Study: Parents not talking with kids about dangers of prescription drugs
Drug counselors say growing problem can have dire health consequences
The Partnership at DrugFree.org released a new study Tuesday that showed only 14 percent of teens said they've ever talked with their parents about abusing drugs like Adderall or Ritalin.
This is a growing trend that is being seen in Mid-Missouri.
The study also showed one in six parents thinks getting high on prescriptions like Adderall is safer than the harder, illegal street drugs.
Nearly one-third of parents think ADHD medications help their children, even if they don't have ADHD.
However, professionals are warning otherwise.
"(Prescription drugs are) affecting their heart and their liver, and all different parts that are requiring long-term treatment for them," Tanya Weigand of Pathways Behavior Health told ABC 17 News.
Weigand said a lot of adults who struggle with this addiction began using these prescriptions at a younger age.
She also warned how easy it is for teens to get their hands on these types of pills; sometimes even from their own home.

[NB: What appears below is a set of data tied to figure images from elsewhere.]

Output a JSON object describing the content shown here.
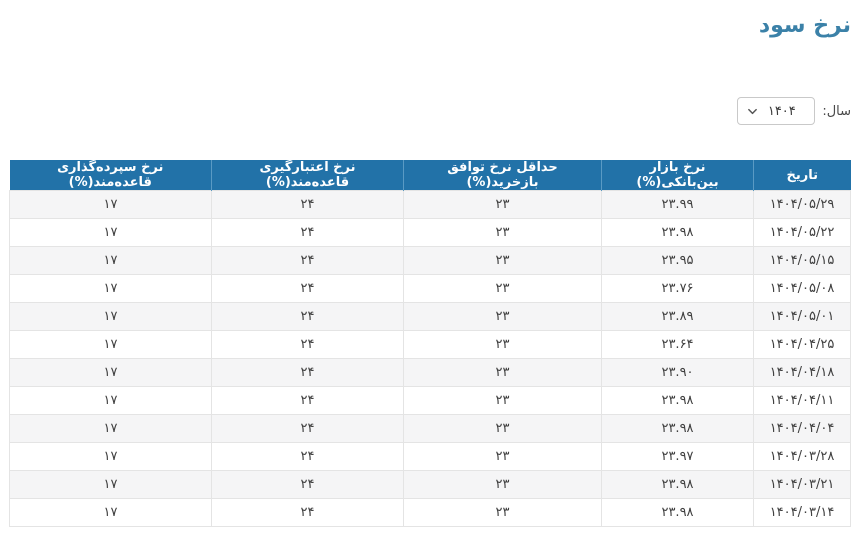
{
  "page": {
    "title": "نرخ سود"
  },
  "year_selector": {
    "label": "سال:",
    "value": "۱۴۰۴",
    "chevron_icon": "chevron-down"
  },
  "table": {
    "column_keys": [
      "date",
      "interbank",
      "repo",
      "credit",
      "deposit"
    ],
    "columns": [
      "تاریخ",
      "نرخ بازار بین‌بانکی(%)",
      "حداقل نرخ توافق بازخرید(%)",
      "نرخ اعتبارگیری قاعده‌مند(%)",
      "نرخ سپرده‌گذاری قاعده‌مند(%)"
    ],
    "rows": [
      [
        "۱۴۰۴/۰۵/۲۹",
        "۲۳.۹۹",
        "۲۳",
        "۲۴",
        "۱۷"
      ],
      [
        "۱۴۰۴/۰۵/۲۲",
        "۲۳.۹۸",
        "۲۳",
        "۲۴",
        "۱۷"
      ],
      [
        "۱۴۰۴/۰۵/۱۵",
        "۲۳.۹۵",
        "۲۳",
        "۲۴",
        "۱۷"
      ],
      [
        "۱۴۰۴/۰۵/۰۸",
        "۲۳.۷۶",
        "۲۳",
        "۲۴",
        "۱۷"
      ],
      [
        "۱۴۰۴/۰۵/۰۱",
        "۲۳.۸۹",
        "۲۳",
        "۲۴",
        "۱۷"
      ],
      [
        "۱۴۰۴/۰۴/۲۵",
        "۲۳.۶۴",
        "۲۳",
        "۲۴",
        "۱۷"
      ],
      [
        "۱۴۰۴/۰۴/۱۸",
        "۲۳.۹۰",
        "۲۳",
        "۲۴",
        "۱۷"
      ],
      [
        "۱۴۰۴/۰۴/۱۱",
        "۲۳.۹۸",
        "۲۳",
        "۲۴",
        "۱۷"
      ],
      [
        "۱۴۰۴/۰۴/۰۴",
        "۲۳.۹۸",
        "۲۳",
        "۲۴",
        "۱۷"
      ],
      [
        "۱۴۰۴/۰۳/۲۸",
        "۲۳.۹۷",
        "۲۳",
        "۲۴",
        "۱۷"
      ],
      [
        "۱۴۰۴/۰۳/۲۱",
        "۲۳.۹۸",
        "۲۳",
        "۲۴",
        "۱۷"
      ],
      [
        "۱۴۰۴/۰۳/۱۴",
        "۲۳.۹۸",
        "۲۳",
        "۲۴",
        "۱۷"
      ]
    ]
  },
  "colors": {
    "header_bg": "#2272a8",
    "title_text": "#3b81a8",
    "row_stripe": "#f5f5f6",
    "cell_border": "#e4e4e4",
    "header_text": "#ffffff"
  }
}
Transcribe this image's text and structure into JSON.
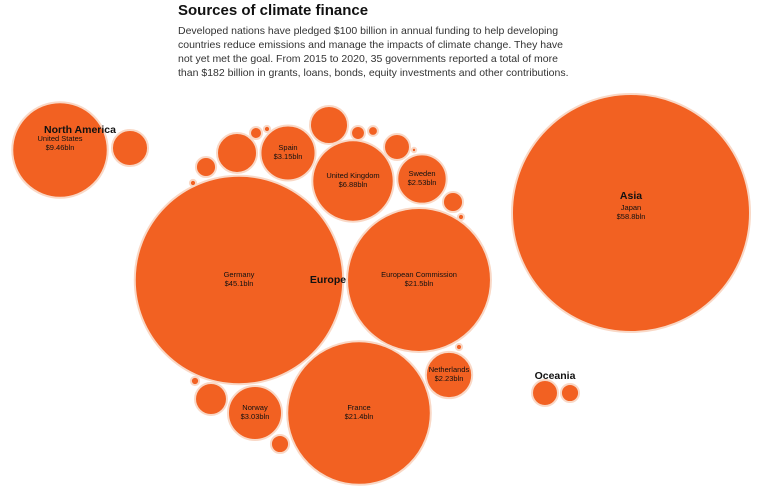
{
  "chart_data": {
    "type": "bubble",
    "title": "Sources of climate finance",
    "subtitle": "Developed nations have pledged $100 billion in annual funding to help developing countries reduce emissions and manage the impacts of climate change. They have not yet met the goal. From 2015 to 2020, 35 governments reported a total of more than $182 billion in grants, loans, bonds, equity investments and other contributions.",
    "color": "#f26122",
    "groups": [
      {
        "name": "North America",
        "categories": [
          "United States",
          null
        ],
        "values": [
          9.46,
          1.35
        ],
        "value_labels": [
          "$9.46bln",
          null
        ]
      },
      {
        "name": "Europe",
        "categories": [
          "Germany",
          "European Commission",
          "France",
          "United Kingdom",
          "Spain",
          "Sweden",
          "Norway",
          "Netherlands",
          null,
          null,
          null,
          null,
          null,
          null,
          null,
          null,
          null,
          null,
          null,
          null,
          null,
          null,
          null,
          null
        ],
        "values": [
          45.1,
          21.5,
          21.4,
          6.88,
          3.15,
          2.53,
          3.03,
          2.23,
          1.66,
          1.5,
          0.7,
          0.42,
          0.42,
          1.06,
          0.34,
          0.2,
          0.1,
          0.15,
          0.04,
          0.04,
          0.04,
          0.07,
          0.04,
          0.02
        ],
        "value_labels": [
          "$45.1bln",
          "$21.5bln",
          "$21.4bln",
          "$6.88bln",
          "$3.15bln",
          "$2.53bln",
          "$3.03bln",
          "$2.23bln",
          null,
          null,
          null,
          null,
          null,
          null,
          null,
          null,
          null,
          null,
          null,
          null,
          null,
          null,
          null,
          null
        ]
      },
      {
        "name": "Asia",
        "categories": [
          "Japan"
        ],
        "values": [
          58.8
        ],
        "value_labels": [
          "$58.8bln"
        ]
      },
      {
        "name": "Oceania",
        "categories": [
          null,
          null
        ],
        "values": [
          0.7,
          0.34
        ],
        "value_labels": [
          null,
          null
        ]
      }
    ]
  }
}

"Parents are naive or trusting their kids and not locking the medications up and maybe not even knowing they're missing them until it's too late," Weigand said.
The home medicine cabinet isn't the only place teens are finding prescriptions.
"One trend we're seeing, they're calling farm parties, where kids are each bringing medications they found in their medicine cabinet, throwing them into a bowl and each child is taking a handful and consuming them," Weigand said.
She said the key to keeping kids safe is to have conversations with them about the dangers of using prescription drugs that are not prescribed to them before they are faced with the pressure to try it.